The British Columbia Chicken Growers' Association is receiving public funds to provide a marketing package touting the health and vitality of its member farms' chickens.

Below you can see key excerpts from the  BC Chicken Growers' Association press release, along with annotations from a self-appointed consumer advocate, i.e. me.

VICTORIA - An educational video, which will provide consumers with factual information on how chicken is produced in British Columbia, is receiving Buy Local program funding.

The BC Chicken Growers' Association will receive $15,500 to help with the cost of producing the short movie and the literature to support it. The video will showcase B.C. family-run chicken farms and the responsibility and care they take in ensuring animal welfare, bio security, food safety and the environment.

In other words, a consortium of chicken farmers is using your tax money to create a commercial. That commercial will say, "Buy our chickens!" That said, $15,500 doesn't get you much. Video production is breathtakingly expensive, even in the digital age, and even if they figure out how to use chickens for labor.

Before we go any further, I must insist that the BC Chicken Growers Association doesn't follow the example of the Egg Farmers of Canada. Their "Egg Man" video is an exercise in what-the-cluck. (Write this down: there is only one Egg Man. He is also the Walrus. Goo-goo-g'joob.)

Myth - B.C. chicken producers use hormones and steroids.
Fact - the use of hormones and steroids in the production of chicken is illegal in Canada and has been since the 1960s.

Myth - B.C. broiler chickens are raised in cages.
Fact - They are not raised in cages. They are free-run and have free access to feed and water.

"Free run" can be quite a deceptive term, sort of like "organic". "Free run" does not translate to "chickens clucking with glee as they bound across verdant fields of green". Technically, the zombies in Hershel's barn were free run.

"Free range" is equally vague, with the only requirement being that the chooks must have some access to the outdoors. How much access? Not legislated. Think cement pens, like a polar bear gets at the zoo.

To be fair, the Chicken Farmers of Canada ("!") don't obfuscate this fact. However, it's best to know that the food you buy has a history, and you're best served by knowing that history.

That said, just about anything is better than factory farming, which is as close as an animal can get to Hell on Earth. So, yeah, bonus points for free run, and also for keeping our chickens off steroids and hormones. They'd be humiliated to be stripped of their cycling titles.

The poultry industry is the second-largest agricultural industry in
British Columbia with farmers generating just under half a billion
dollars in total combined revenues in 2011. The chicken produced in
B.C. is popular both locally and internationally. Asia is a key
market. The Philippines was the biggest importer, receiving more than
$10 million in B.C. chicken products.

The Buy Local program offers successful applicants matching funds up
to $100,000 to launch or expand local food marketing campaigns.

British Columbia's biggest agricultural earner is the dairy industry.

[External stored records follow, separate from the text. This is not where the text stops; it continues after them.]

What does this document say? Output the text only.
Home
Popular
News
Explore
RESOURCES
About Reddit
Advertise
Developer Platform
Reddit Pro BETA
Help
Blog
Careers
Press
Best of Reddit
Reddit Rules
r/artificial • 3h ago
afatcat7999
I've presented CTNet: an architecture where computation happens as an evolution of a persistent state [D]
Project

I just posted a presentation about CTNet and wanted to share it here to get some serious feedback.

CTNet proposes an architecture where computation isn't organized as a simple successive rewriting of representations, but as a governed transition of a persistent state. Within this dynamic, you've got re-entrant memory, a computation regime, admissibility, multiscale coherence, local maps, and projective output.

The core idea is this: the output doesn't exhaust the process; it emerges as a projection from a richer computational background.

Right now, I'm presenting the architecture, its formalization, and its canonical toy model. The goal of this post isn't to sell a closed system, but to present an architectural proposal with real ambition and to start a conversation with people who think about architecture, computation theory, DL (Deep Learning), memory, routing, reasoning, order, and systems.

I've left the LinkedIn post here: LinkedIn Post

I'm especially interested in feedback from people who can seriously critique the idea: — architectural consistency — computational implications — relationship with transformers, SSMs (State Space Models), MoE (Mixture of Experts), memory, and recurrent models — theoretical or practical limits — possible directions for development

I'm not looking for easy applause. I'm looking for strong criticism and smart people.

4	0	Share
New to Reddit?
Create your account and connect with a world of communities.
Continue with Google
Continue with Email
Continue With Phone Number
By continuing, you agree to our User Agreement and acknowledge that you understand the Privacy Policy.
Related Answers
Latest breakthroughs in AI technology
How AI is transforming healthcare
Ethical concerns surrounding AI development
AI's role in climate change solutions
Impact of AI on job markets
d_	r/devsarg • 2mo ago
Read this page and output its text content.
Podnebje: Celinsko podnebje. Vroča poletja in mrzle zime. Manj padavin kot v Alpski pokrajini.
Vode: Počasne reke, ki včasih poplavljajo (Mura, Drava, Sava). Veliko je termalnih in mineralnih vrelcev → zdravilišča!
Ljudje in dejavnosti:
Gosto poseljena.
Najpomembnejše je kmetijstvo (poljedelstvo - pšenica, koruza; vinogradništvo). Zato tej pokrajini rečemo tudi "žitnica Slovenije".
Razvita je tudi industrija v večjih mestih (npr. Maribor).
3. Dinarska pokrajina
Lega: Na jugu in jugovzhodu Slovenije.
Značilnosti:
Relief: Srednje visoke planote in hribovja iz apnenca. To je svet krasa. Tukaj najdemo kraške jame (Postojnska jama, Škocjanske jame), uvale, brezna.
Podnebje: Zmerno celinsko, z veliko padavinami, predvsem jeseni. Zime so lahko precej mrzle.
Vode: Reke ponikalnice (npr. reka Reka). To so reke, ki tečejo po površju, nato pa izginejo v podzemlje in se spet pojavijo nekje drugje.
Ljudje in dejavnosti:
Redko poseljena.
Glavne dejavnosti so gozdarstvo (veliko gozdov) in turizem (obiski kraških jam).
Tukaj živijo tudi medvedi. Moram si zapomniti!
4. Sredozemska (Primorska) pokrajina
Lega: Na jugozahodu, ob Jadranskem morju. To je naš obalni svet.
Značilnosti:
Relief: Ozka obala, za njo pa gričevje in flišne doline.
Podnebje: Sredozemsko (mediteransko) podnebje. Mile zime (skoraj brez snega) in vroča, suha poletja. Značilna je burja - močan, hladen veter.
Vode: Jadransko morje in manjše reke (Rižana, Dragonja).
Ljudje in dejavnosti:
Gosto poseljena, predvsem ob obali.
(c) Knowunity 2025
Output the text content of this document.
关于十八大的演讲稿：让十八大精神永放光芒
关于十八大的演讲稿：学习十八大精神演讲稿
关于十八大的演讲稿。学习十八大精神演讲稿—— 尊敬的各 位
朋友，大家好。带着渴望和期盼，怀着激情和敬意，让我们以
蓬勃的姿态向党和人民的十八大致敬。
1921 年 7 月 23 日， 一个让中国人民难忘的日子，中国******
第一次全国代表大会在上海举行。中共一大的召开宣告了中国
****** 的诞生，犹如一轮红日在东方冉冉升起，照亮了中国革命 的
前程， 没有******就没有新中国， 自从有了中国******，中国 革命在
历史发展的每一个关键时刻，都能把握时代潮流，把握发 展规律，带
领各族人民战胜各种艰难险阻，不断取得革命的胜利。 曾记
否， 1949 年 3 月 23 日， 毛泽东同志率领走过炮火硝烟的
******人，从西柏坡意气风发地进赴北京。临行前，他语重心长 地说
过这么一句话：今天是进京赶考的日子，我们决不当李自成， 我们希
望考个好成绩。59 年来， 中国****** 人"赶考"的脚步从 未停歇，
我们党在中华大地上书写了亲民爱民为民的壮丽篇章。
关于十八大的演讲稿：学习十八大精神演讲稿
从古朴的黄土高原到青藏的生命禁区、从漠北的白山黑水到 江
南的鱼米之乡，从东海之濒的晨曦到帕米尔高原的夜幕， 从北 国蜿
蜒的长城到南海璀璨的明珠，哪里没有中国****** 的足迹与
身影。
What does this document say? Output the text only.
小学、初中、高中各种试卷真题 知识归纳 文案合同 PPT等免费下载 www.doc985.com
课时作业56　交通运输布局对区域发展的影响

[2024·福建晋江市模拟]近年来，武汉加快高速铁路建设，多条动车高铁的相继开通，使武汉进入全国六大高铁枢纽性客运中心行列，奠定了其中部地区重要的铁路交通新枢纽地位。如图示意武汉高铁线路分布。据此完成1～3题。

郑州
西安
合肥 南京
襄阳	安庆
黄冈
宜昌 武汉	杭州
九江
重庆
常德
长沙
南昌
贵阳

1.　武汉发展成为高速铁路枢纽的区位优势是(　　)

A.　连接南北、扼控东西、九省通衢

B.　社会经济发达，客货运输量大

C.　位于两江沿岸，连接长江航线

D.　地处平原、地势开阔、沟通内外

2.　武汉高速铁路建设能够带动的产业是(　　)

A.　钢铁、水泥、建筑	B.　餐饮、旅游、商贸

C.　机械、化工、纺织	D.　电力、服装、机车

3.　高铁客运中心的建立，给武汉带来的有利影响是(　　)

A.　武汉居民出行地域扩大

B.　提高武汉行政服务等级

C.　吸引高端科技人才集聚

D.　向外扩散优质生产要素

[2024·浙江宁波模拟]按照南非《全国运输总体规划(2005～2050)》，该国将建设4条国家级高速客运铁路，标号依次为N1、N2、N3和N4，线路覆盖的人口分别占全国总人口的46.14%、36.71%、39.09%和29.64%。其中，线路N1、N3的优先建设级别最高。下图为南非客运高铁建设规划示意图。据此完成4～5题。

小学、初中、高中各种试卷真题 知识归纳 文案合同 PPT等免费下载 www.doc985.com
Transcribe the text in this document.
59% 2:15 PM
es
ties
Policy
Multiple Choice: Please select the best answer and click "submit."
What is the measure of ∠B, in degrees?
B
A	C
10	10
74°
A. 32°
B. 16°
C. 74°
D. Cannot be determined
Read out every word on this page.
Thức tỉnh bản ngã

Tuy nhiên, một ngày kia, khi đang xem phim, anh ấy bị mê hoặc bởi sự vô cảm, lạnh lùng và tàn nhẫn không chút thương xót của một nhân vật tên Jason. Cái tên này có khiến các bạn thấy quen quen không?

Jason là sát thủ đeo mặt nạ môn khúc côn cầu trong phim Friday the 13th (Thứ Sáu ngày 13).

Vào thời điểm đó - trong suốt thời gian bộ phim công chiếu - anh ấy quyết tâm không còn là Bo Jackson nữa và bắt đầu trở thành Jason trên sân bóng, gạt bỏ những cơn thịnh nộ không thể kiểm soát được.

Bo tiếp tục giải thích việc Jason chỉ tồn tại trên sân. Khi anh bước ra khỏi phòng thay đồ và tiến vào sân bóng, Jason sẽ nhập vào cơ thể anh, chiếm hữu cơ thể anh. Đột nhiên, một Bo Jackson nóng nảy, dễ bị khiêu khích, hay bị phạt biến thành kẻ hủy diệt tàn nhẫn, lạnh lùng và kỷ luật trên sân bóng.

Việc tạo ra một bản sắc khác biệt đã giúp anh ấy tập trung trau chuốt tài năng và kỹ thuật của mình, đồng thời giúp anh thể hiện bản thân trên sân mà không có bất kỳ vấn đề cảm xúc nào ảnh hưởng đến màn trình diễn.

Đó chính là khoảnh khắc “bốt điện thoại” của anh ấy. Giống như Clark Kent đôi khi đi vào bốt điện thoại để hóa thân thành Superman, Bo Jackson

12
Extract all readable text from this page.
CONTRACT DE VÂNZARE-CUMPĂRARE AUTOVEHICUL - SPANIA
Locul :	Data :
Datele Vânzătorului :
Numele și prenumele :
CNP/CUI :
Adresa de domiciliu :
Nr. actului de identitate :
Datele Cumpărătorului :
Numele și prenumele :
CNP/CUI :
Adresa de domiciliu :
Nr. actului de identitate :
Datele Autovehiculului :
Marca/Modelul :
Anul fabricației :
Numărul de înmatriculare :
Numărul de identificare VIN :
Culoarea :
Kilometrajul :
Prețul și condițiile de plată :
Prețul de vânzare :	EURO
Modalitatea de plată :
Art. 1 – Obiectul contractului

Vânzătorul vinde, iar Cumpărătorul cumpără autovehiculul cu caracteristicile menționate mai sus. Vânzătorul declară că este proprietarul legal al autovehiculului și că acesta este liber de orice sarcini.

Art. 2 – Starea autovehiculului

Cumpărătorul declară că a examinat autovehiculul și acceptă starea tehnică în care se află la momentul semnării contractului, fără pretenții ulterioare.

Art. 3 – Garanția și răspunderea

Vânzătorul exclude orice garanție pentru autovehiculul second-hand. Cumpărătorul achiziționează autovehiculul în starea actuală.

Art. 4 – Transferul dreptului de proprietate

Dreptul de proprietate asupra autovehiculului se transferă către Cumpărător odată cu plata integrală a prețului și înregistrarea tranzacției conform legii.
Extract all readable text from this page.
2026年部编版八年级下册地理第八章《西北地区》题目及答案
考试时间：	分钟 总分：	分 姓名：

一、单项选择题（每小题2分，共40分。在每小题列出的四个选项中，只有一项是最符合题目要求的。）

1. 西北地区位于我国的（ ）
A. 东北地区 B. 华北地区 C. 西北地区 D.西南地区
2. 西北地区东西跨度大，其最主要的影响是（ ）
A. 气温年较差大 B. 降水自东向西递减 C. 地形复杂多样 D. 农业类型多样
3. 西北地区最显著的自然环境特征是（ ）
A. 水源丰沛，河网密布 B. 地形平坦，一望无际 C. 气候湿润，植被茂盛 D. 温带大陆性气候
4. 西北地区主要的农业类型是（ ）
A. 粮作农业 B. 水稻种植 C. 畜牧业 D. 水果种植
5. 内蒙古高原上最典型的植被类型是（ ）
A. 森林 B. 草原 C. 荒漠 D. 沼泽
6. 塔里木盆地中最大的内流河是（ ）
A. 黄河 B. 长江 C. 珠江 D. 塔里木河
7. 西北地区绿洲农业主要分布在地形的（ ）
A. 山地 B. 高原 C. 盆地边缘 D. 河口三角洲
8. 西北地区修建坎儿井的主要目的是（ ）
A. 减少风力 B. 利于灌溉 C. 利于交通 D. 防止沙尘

Well, that's not really true.

Dairy is actually in second place, and poultry in third. The real number one agricultural product in British Columbia is marijuana... to the tune of an estimated $6 billion per year.

Actually, only half a billion of that is coming from BC residents: maybe the Lower Mainland's grow-ops need their own Buy Local video campaign.

Sustainability, Sustainability, Sustainability

Whether we're talking about milk or chickens or ganja, the overall message of "buy local" is a positive one, especially as the service economy eclipses BC's primary industries.

If the BC Chicken Growers' Association really wants to win us over, a chicken-farm coloring book won't be enough. The group should focus on environmental impact and sustainability. If we're gonna eat chicken, it may not be enough to be told that our nearest chicken farm isn't run by Mrs. Tweedy. We also need reassurances-- and proof-- that the agricultural industry is minding the health of the province we call home.